This weekend Apple’s iCloud made headlines for all the wrong reasons. It was implicated in an alleged hacking attack that saw celebrities’ most private photographs leaked online. If celebrities’ data isn’t safe in the cloud, many business users will be wondering, is data belonging to companies at risk too?
As with most high-profile hacking stories, there’s a bit more to it than the headlines suggest. The likelihood that a hacker has managed to compromise Apple’s iCloud is remote – as Apple details on its support pages, iCloud is well protected, although researchers have identified exploitable flaws – and the photographs may not even be real ones; some of the victims have said that the images of them have been faked.
However, even if the images are real it’s likely that the hacker obtained them through relatively simple and low-tech means rather than through compromising an entire cloud storage system.
Hacking is hard. Tricking people is much easier.
Dirty tricks, done dirt cheap
In May, Australian owners of iOS devices found themselves locked out of their hardware. A stranger gained access to their iCloud accounts, remotely locked their devices and demanded payment to unlock them again.
The stranger was described as a hacker, but scammer would be more accurate: it’s believed that the users’ credentials were obtained through the low-tech method of phishing, where fake emails are sent out in order to obtain people’s login information. Once that information had been obtained, the scammer could get into people’s iCloud accounts and lock their devices.
The information needn’t have come from iCloud. If you can get into somebody’s email account you can make use of services’ forgot-password links to reset the logins for other online services. If the person whose account you’ve compromised uses the same password across multiple services – as many people do – then a single password becomes the key to somebody’s entire digital life.
If that password provides access to an unprotected cloud storage system, such as shared folders containing unencrypted documents, then it’s just a matter of syncing to get perfect copies of everything in those folders.

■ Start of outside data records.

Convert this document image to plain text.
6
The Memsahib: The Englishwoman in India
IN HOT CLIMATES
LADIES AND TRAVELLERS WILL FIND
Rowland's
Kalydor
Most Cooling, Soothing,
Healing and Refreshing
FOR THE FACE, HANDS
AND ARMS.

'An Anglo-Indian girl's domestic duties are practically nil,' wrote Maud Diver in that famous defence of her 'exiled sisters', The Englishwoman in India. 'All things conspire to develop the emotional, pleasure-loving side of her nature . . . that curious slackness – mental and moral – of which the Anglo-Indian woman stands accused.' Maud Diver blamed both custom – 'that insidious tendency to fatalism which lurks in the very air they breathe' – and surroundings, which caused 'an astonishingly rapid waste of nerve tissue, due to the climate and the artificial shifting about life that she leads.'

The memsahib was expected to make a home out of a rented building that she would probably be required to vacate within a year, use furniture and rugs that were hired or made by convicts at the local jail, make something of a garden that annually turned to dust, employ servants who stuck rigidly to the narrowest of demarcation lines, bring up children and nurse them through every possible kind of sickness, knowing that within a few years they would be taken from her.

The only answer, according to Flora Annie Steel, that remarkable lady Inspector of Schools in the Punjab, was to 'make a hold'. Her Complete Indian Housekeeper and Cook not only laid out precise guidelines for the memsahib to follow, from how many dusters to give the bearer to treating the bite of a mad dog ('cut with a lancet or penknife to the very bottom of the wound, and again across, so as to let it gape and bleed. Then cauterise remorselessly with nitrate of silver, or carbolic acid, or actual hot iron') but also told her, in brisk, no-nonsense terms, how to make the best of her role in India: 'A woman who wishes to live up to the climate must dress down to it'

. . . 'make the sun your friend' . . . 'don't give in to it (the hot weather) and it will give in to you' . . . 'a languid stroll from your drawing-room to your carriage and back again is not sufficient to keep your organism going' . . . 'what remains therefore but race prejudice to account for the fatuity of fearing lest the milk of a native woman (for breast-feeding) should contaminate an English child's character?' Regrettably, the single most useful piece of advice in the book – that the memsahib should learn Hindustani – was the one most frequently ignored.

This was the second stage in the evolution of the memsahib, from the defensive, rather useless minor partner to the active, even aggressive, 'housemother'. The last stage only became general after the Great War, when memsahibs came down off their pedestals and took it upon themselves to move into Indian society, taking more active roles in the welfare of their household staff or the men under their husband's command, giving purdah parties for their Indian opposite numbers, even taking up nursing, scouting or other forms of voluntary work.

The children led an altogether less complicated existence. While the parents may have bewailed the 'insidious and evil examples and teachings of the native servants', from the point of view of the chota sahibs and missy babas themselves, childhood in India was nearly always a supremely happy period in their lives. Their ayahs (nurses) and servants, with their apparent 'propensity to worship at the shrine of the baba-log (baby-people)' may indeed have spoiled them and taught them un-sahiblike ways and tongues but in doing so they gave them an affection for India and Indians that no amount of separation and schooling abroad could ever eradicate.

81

The major cloud services use SSL and AES encryption to protect their customers’ data, but there’s not much they can do when user names and passwords are handed out willingly or used on less secure sites which are then compromised. It’s rather like having a state-of-the-art alarm system in a mansion and then leaving going out with the alarm switched off and the front door wide open.
As with many security problems, the biggest risks aren’t from the technology. They’re from the people using it.
Two cheers for 2FA
A frightening number of people’s passwords are easily guessable: in its annual survey of online password dumps, SplashData found that the most common password in the year of NSA and Edward Snowden revelations and endless security breaches was "123456". Second was "password", followed by "12345678", "qwerty", "abc123", "123456789", "111111" and "iloveyou".
The data available to SplashData is also available to software writers. Password cracking tools use databases of people’s passwords to enable so-called Brute Force Attacks, which automatically try multiple passwords at dizzying speeds. iCloud was vulnerable to such hacks – there was no limit on how many unsuccessful passwords you could try – and while that vulnerability has been fixed, other online sites and services are still vulnerable to such attacks.
Most IT departments mandate more sensible, strong passwords, of course, but many cloud services also offer a second level of protection. That level is known as Two Factor Authentication, or 2FA for short; some services prefer MFA, for Multi-Factor Authentication.
2FA/MFA is simple and effective. Whenever a new device (or even a reset web browser) attempts to access an account, 2FA asks for corroboration. Most commonly that means sending a code to a stored email address or better still, a mobile phone. No code, no access.
OneDrive uses 2FA, as does iCloud, Dropbox, Amazon, Box, Google and others. You’ll find a useful list of which services do and don’t offer 2FA at twofactorauth.org.
2FA is very effective, but it does depend on people hanging on to their devices. What happens if the nominated device for 2FA gets lost or stolen?
Protect your phones
A lost or stolen mobile phone can be the keys to a kingdom. Take an iPhone, for example: it has access to email, may use iCloud Keychain to store passwords and logins for multiple sites, may have apps whose login screens have "remember me" ticked and may be the nominated device for 2FA/MFA.
Once again, the protection is there if the user or organisation enables it. Depending on the device phones can be protected with passcodes, gestures or biometrics, and if a device is lost, misplaced or stolen we can revoke app and access authorisations or remotely lock and wipe the devices.
We don’t yet know whether the stolen celebrity photos were the result of a phishing attack, a brute force attack, inside information or something else entirely, but we do know how to minimise the risk of content getting into the wrong hands. We can limit access on a need-to-know basis, sharing only what we really need to share with the people we really need to share it with. We can mandate strong, unique passwords.
We can use encryption not just to protect data in transit but to lock out anyone who shouldn’t be able to access it. And we can enable two-factor authentication.
Cloud computing needn’t be less secure than traditional computing, but the things that make it so compelling – the ability to access crucial data or documents from anywhere on almost any device – also make it easier for sloppy security to backfire badly.